这是您的窗把。我把它从一块佛蒙特州枫树上剪下来--有人称它为“岩枫”,因为它很硬--我把它放在马萨诸塞州西部的店铺里。它有污渍,但没有上漆-如果你有时间的话,它可能会受益于聚氨酯涂层。它有点畸形,因为我在搬出办公室的前一天晚上匆忙地做好了。我喜欢它。它看起来有点像自制的饼干。

我将在媒体实验室的最后一天安装这个旋钮,这意味着我永远没有机会使用它了。但对我来说,为你们制作它是很重要的,因为我想更好地离开媒体实验室,哪怕只是这一小方面。现在,离实验室有一段距离,我了解到之前在这里工作的研究人员也想要同样的东西:以一种非正统和创造性的方式,让破碎的东西稍微更好地工作。

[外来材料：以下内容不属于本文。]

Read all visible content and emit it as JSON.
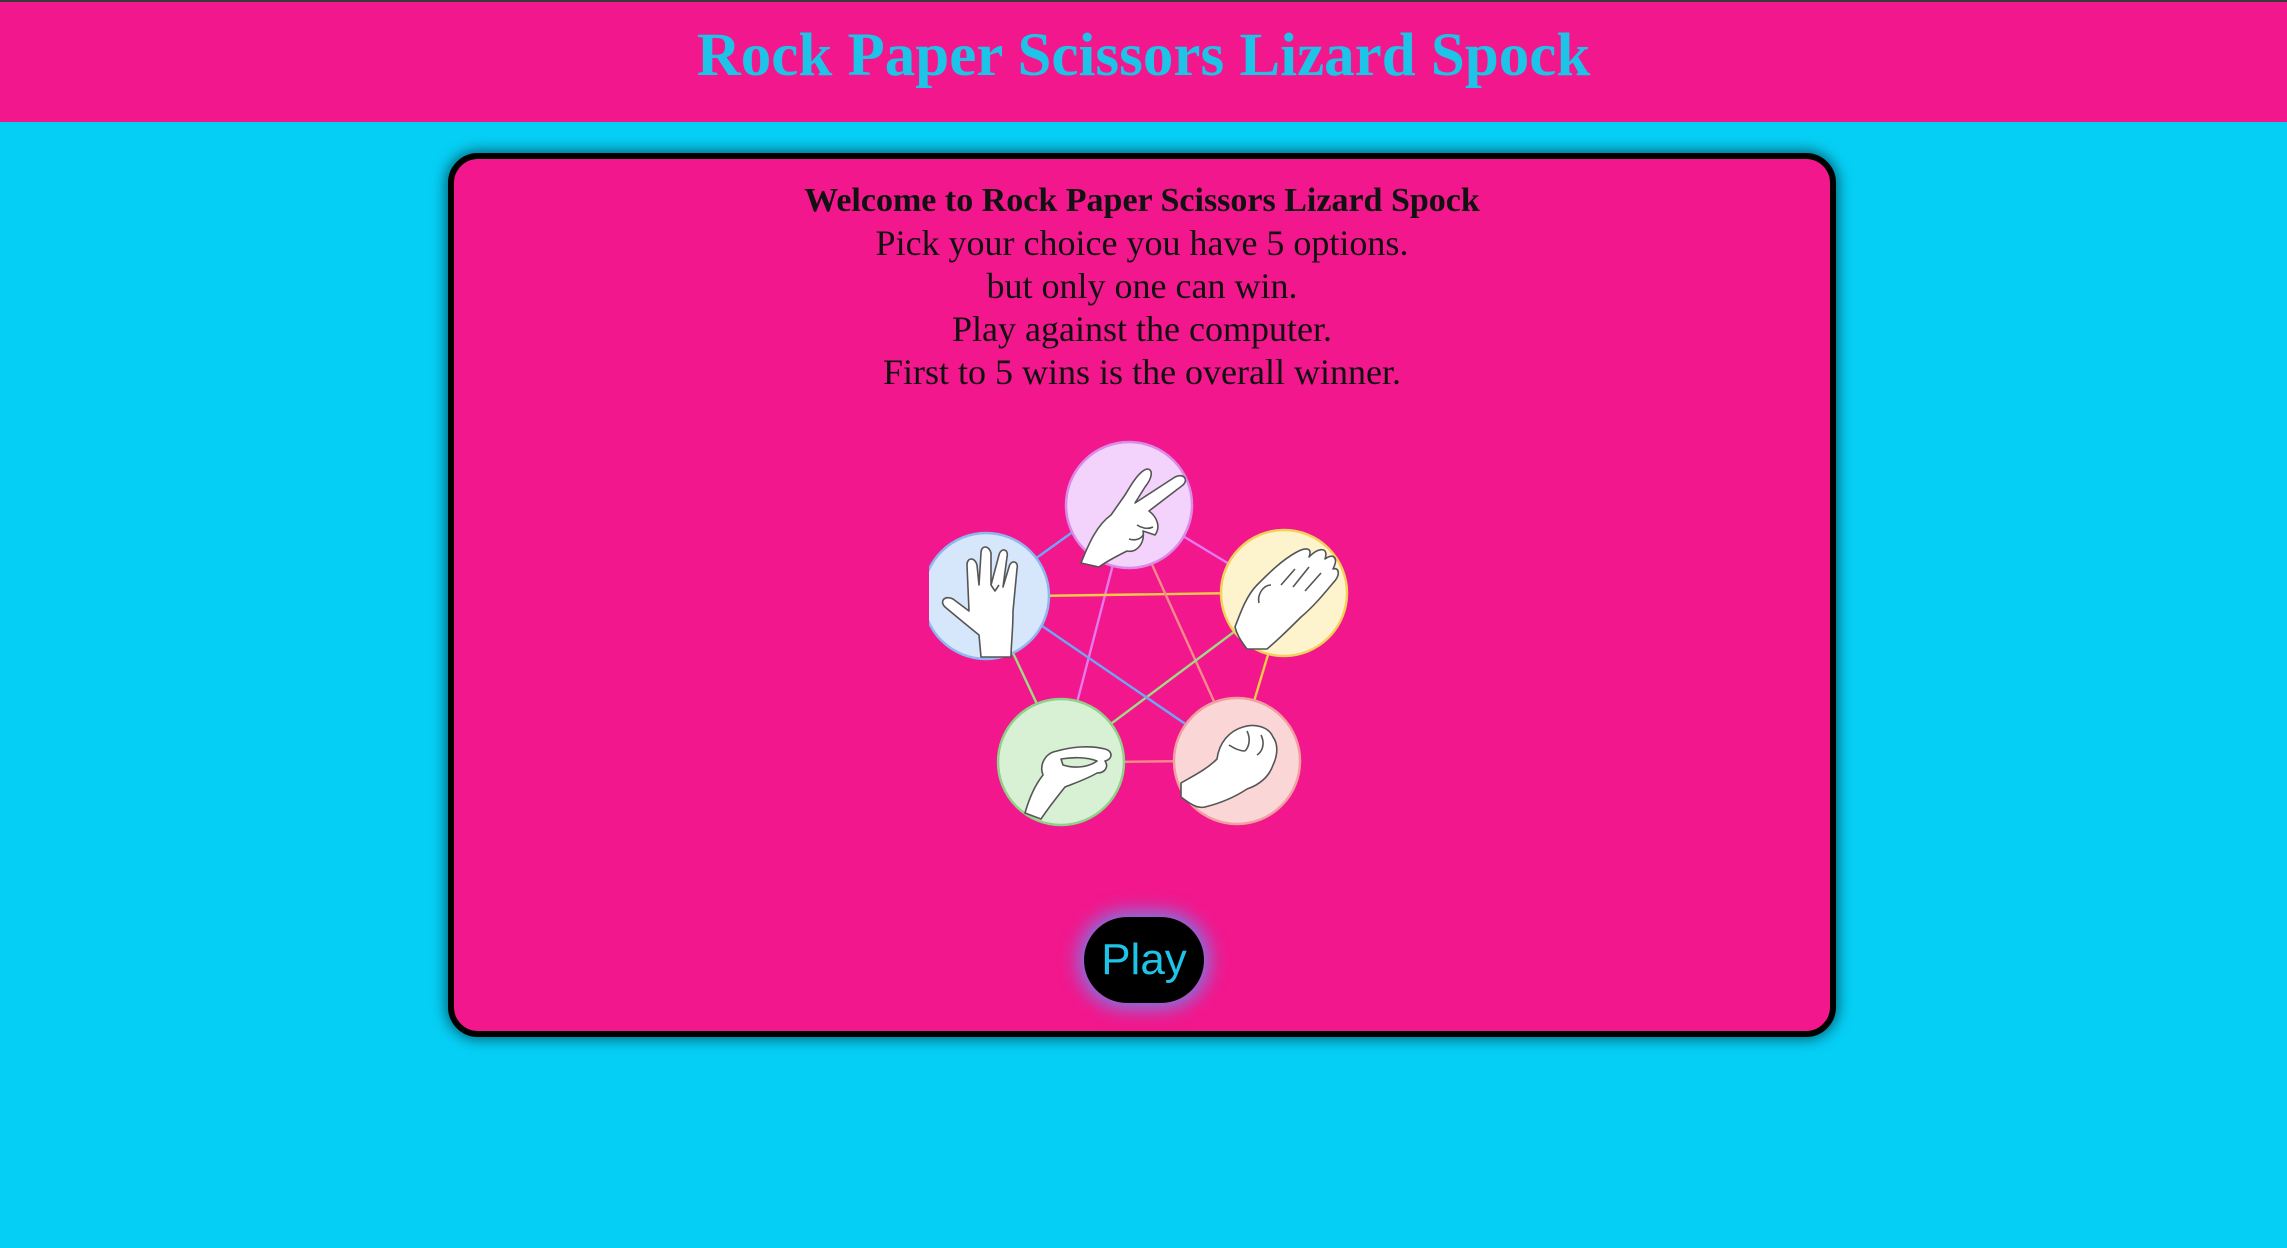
{
  "header": {
    "title": "Rock Paper Scissors Lizard Spock"
  },
  "intro": {
    "heading": "Welcome to Rock Paper Scissors Lizard Spock",
    "lines": [
      "Pick your choice you have 5 options.",
      "but only one can win.",
      "Play against the computer.",
      "First to 5 wins is the overall winner."
    ]
  },
  "diagram": {
    "choices": [
      {
        "name": "scissors",
        "icon": "scissors-hand-icon",
        "fill": "#f3d3fb",
        "stroke": "#d98be8"
      },
      {
        "name": "paper",
        "icon": "paper-hand-icon",
        "fill": "#fdf4cd",
        "stroke": "#f2d15c"
      },
      {
        "name": "rock",
        "icon": "rock-fist-icon",
        "fill": "#fbd6d6",
        "stroke": "#f0a0a0"
      },
      {
        "name": "lizard",
        "icon": "lizard-hand-icon",
        "fill": "#d8f1d4",
        "stroke": "#90d088"
      },
      {
        "name": "spock",
        "icon": "spock-hand-icon",
        "fill": "#d6e6fb",
        "stroke": "#8eb6ef"
      }
    ]
  },
  "actions": {
    "play_label": "Play"
  },
  "colors": {
    "background": "#06cff5",
    "header_bg": "#f2178c",
    "title_color": "#1ec3e8",
    "card_bg": "#f2178c",
    "button_bg": "#000000",
    "button_text": "#1ec3e8"
  }
}
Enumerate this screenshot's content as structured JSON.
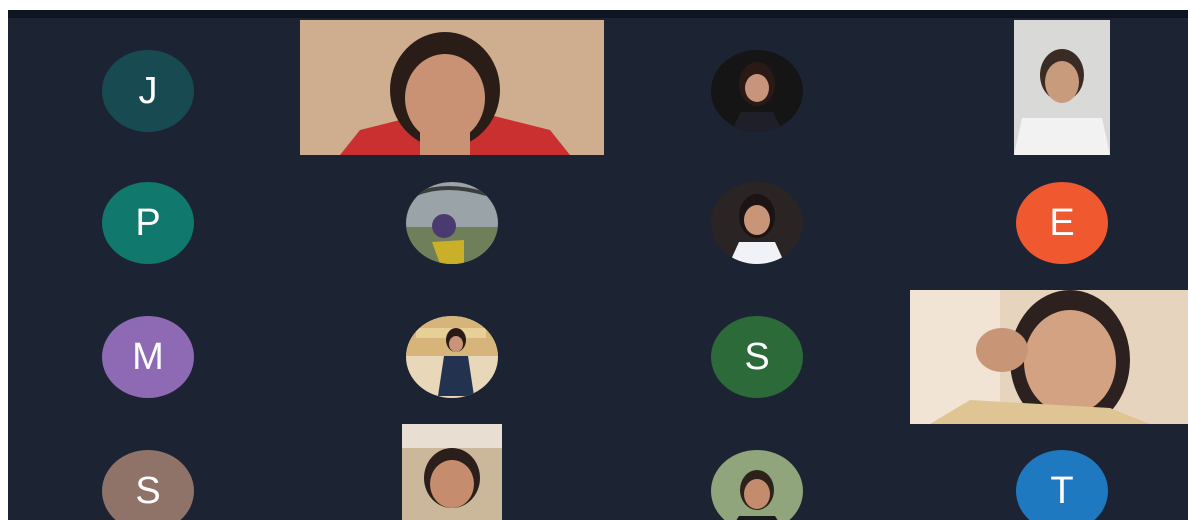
{
  "participants": [
    {
      "initial": "J",
      "color": "#184a52"
    },
    {
      "initial": "P",
      "color": "#11786e"
    },
    {
      "initial": "E",
      "color": "#f0582f"
    },
    {
      "initial": "M",
      "color": "#8e6ab5"
    },
    {
      "initial": "S",
      "color": "#2c6a3a"
    },
    {
      "initial": "S",
      "color": "#8f7368"
    },
    {
      "initial": "T",
      "color": "#1f79c0"
    }
  ],
  "colors": {
    "background": "#1c2333",
    "top_bar": "#0e1420"
  }
}
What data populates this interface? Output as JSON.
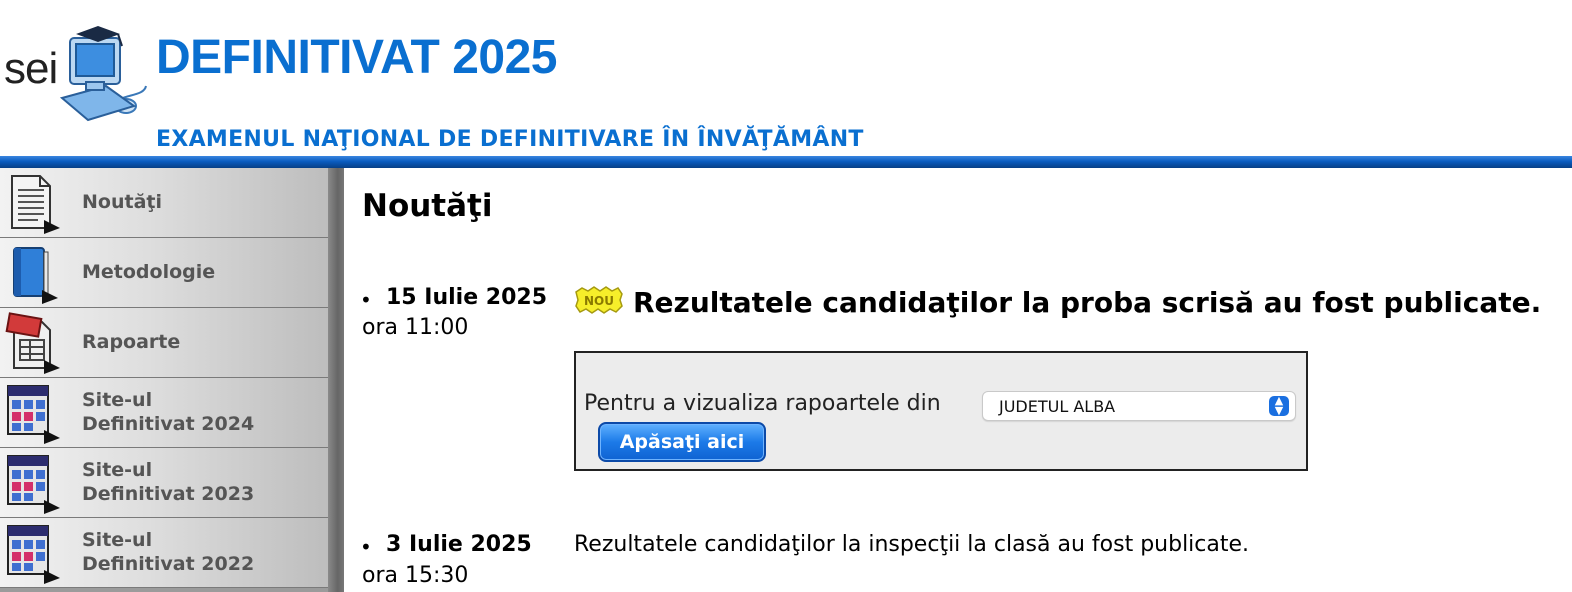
{
  "header": {
    "logo_text": "sei",
    "title": "DEFINITIVAT 2025",
    "subtitle": "EXAMENUL NAŢIONAL DE DEFINITIVARE ÎN ÎNVĂŢĂMÂNT"
  },
  "sidebar": {
    "items": [
      {
        "label": "Noutăţi",
        "icon": "document-icon"
      },
      {
        "label": "Metodologie",
        "icon": "book-icon"
      },
      {
        "label": "Rapoarte",
        "icon": "report-icon"
      },
      {
        "label_line1": "Site-ul",
        "label_line2": "Definitivat 2024",
        "icon": "site-archive-icon"
      },
      {
        "label_line1": "Site-ul",
        "label_line2": "Definitivat 2023",
        "icon": "site-archive-icon"
      },
      {
        "label_line1": "Site-ul",
        "label_line2": "Definitivat 2022",
        "icon": "site-archive-icon"
      }
    ]
  },
  "main": {
    "title": "Noutăţi",
    "news": [
      {
        "date": "15 Iulie 2025",
        "time": "ora 11:00",
        "badge": "NOU",
        "headline": "Rezultatele candidaţilor la proba scrisă au fost publicate.",
        "report_prompt": "Pentru a vizualiza rapoartele din",
        "county_selected": "JUDETUL ALBA",
        "button_label": "Apăsaţi aici"
      },
      {
        "date": "3 Iulie 2025",
        "time": "ora 15:30",
        "headline": "Rezultatele candidaţilor la inspecţii la clasă au fost publicate."
      }
    ]
  },
  "colors": {
    "brand_blue": "#0a6fd0",
    "button_blue": "#1c7ae8",
    "sidebar_gray": "#9b9b9b"
  }
}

坐在这间办公室里,我看到了很多奇妙的事情。我看到两名才华横溢的学生组织了两场大规模的黑客松来改进吸乳器,挑战关于谁来发明未来以及哪些问题值得解决的假设。另一名学生发起了一场非常成功的反对面部识别技术的运动,证明这些技术往往嵌入了严重的种族偏见。五名学生和一名工作人员离开了这个实验室,成为了一流大学的教授。(其中一人在麻省理工学院任教。)。

一天深夜,我看到一位年轻女子戴着一双巨大的精致的铜制天使翅膀从我门前走过。当我拦住她打听时,她解释说,机翼连接在一个帕尔蒂埃结合部上,这个结合部位于她的双肩之间。当她辐射热量时,帕尔蒂埃结给她降温,并在这个过程中产生电力。铜质机翼用作散热器。这是我见过的最漂亮的项目之一。只是在今晚,我给你写了这封信,我才意识到她解决了我们室友同样着迷的问题,尽管更有诗意。

这位年轻女子在这里工作了两年后离开了媒体实验室,开始创业。但她也离开了,因为她实验室里的一名男子开始研究同样让她着迷的问题。他在这里经营了一段时间自己的实验室,获得了很多关注,然后因为研究造假而被开除。我跟不上她了。有这么多漂亮而聪明的人路过这里-也有这么多沮丧和破碎的人-以至于很难监视每个人。

所以,这只是想说:对不起,窗户坏了。如果您不喜欢我的解决方案,可以构建您自己的解决方案。但是请试着离开媒体实验室,让它比你发现的稍微好一点,哪怕只是一小点。如果有什么需要我帮忙的,请告诉我:Ethan [email protected]

PS:关于墙上的盖革计数器:这是一个由Safecast运营的项目的一部分,Safecast是Joi Ito在福岛核灾难后帮助创建的一个非政府组织。我们把它安装在这里是因为我是最不可能反对它的教职员工。煎饼传感器挂在我们窗外的墙上。白板下面的盒子需要插入wifi和电源。如果它开始发出嘟嘟声,要么是故障需要重新启动,要么是校园里有严重的辐射泄漏。在这间办公室睡觉时,我发现用一张便利贴遮住盒子上的蓝灯很有帮助。

附注:下面的地板里存放着令人惊叹的东西。我建议轻轻地剥去一些地毯方块,去掉一些漂浮的地砖,然后探索一下。我给你留了一块电路板,安迪·利普曼声称是手工接线的。当心老鼠。